Here is what I find out:

  • Using Google Drive File Stream + Plex without rclone on Windows, the Plex scans and analysis works perfect, very fast, no error at all. Using Plexdrive + Plex on linux result the same but at much slower Plex media scanning and analysis.
    Using rclone + Plex on Linux, I get 403 errors above, with the speed of scan faster than PlexDrive.

  • I get 403 errors even when I am the only one accessing shared files for days. There was no other user accessing the shared files directly or via rclone.

  • Much older version of rclone never gets this 403 errors. I am long time user of rclone before they have rclone-cache feature. The shared folders in GDrive worked perfectly fine with PLEX+very old rclone that doesn’t support cache.

Hence… it is my suspicion that the blame is partly in the way rclone do file access, file cache/index, file read timeout, connection/thread limitation etc.

How can I change file read timeout as you suggest? This could be a temporary solution for people who access Shared Folders.

Enabling Plex integration still produce 403 errors and very high IOWAIT that ultimately stop Plex scanning from working.
On my original screenshot, the spike of 403 errors on the end part of the grapsh is like that because I tested by having Plex media analysis and at the same time manually choosing TV Shows for refresh-scanning/media analysis.

Regardless of the amount of 403 errors, it is alarming that this cause a very high IOWAIT and everything just seems to stop working until I restart rclone service.

EDIT: After some test, I suspect there is undocumented GDrive limit that limits the number of threads/ API requests for Shared Folders with read-only access.
I tested with 2 folders, one is Shared Folder with read-and write access, files and folders are owned by different user.
The other folder is Shared Folder read-only access owned by different user.
Plex scans ( with rclone cache) on these 2 folders shows that the one with read-only access is significantly slower to scan, to perform media analysis etc. But playback of the files have the same good result.

Normal disk IO happens usually in milliseconds so when you start to get high number of 403s and the retry cycle happens, you are going to get IOWAITs as the OS is waiting for the IO returns. If that starts to get too much, you are going to see exactly what you are seeing.

If you aren’t using or the plex integration isn’t working properly, you are going to spawn off all the cache workers and each time plex scans, it’s going to open up many files at a time.

the --transfers doesn’t do anything with mount so that can be removed.
if you purge your cache-db each time, it’s going to rebuild after each restart so you have to wait for your cache to build.
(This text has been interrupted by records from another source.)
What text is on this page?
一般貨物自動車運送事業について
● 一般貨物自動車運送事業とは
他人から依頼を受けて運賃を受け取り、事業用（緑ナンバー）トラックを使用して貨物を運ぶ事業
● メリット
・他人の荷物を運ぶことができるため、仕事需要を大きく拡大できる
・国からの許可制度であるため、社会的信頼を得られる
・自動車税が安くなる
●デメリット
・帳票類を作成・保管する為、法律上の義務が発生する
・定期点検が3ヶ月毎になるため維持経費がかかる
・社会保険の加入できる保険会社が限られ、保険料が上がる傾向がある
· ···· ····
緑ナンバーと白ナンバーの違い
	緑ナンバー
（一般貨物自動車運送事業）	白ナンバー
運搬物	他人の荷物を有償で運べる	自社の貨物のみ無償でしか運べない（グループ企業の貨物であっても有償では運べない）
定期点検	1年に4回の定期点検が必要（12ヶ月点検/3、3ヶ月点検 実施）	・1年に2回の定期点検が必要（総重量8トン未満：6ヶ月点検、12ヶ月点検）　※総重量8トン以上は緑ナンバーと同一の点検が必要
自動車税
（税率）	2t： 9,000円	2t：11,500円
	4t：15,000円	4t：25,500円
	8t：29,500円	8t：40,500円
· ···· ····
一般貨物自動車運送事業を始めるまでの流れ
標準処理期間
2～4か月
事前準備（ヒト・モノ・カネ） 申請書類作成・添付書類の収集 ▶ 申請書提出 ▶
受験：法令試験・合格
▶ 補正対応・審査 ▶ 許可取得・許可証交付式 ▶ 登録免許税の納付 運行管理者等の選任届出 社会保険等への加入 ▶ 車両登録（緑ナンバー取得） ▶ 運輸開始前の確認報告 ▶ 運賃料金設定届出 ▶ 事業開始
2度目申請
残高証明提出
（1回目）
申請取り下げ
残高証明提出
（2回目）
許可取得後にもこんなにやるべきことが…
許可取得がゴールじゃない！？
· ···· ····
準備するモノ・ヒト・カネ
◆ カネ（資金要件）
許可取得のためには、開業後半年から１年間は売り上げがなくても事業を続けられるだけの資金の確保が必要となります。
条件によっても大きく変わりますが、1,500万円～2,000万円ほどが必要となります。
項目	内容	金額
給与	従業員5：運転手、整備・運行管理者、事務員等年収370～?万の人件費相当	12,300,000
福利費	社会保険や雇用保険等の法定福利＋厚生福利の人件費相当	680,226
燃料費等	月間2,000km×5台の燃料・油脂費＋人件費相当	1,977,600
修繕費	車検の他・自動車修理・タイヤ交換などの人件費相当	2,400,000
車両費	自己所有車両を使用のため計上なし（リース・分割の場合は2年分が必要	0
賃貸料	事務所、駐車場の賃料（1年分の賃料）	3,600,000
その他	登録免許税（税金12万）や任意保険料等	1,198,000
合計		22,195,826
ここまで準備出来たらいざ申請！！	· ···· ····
If all your Plex files are analyzed, the scan should go very fast. I purged my cache and restarted to validate as I have ~40TB in my GD and a new scan with all my files analyzed only took ~10 minutes to rebuild the cache.

I have no 403s and my peak only only tops at 5.

My mount:

/usr/bin/rclone mount gmedia: /gmedia \
   --allow-other \
   --dir-cache-time=160h \
   --cache-chunk-size=10M \
   --cache-info-age=168h \
   --cache-workers=5 \
   --cache-tmp-upload-path /data/rclone_upload \
   --cache-tmp-wait-time 60m \
   --buffer-size 0M \
   --attr-timeout=1s \
   --syslog \
   --umask 002 \
   --rc \
   --log-level INFO

If you are on Unix, you can use lfos /mountpoint to see what’s going on with the mount point during the scan and how many open files you have or you can turn up the logging in rclone or plex to see more information. You can see by your errors, you are trying to download quite a lot of files as they are all files.get errors.

Without seeing your plex library logs and some settings there, it’s hard to understand why it’s trying to download every file other than I’d guess it is trying to analyze the files the first time and your settings are allowing quite a number of files to be opened at a time. “lsof” during the scan would confirm this as well as the debug logs on rclone.

Why no memory for the chunks too? That would just slow it down as well.